5 is larger than 2, so subtract off the number of multiples of 3, and increment the second digit of the result as appropriate.
0013322
The second digit is now a 2, a legal ternary digit, so go on to the third digit. Do that carry too,
0014022
Finally yielding the now completely valid ternary number...
0021022
Were my computations correct?
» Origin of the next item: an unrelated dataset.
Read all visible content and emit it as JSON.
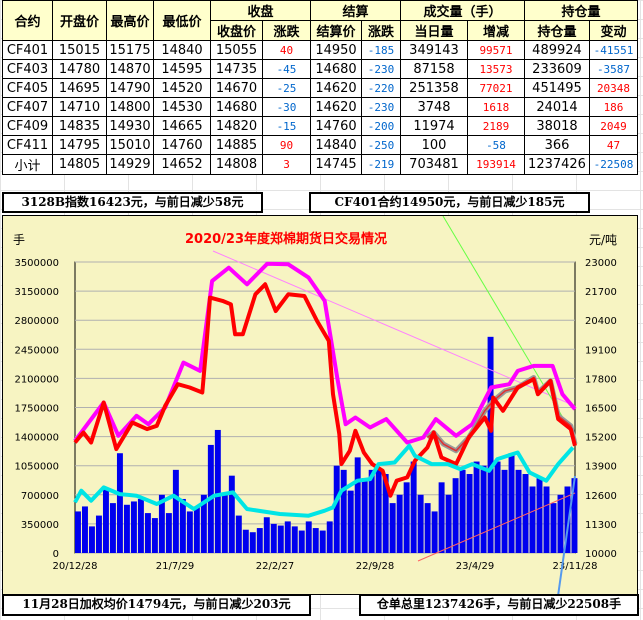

I'll let MATLAB make the final judgement for us:
base2dec('011000101',2)
ans =
197
base2dec('0021022',3)
ans =
197
Have I pointed out just how trivial this operation was, that I could do the conversion entirely by hand, going essentially directly from binary to ternary, at least once I had that initial table written down and stored?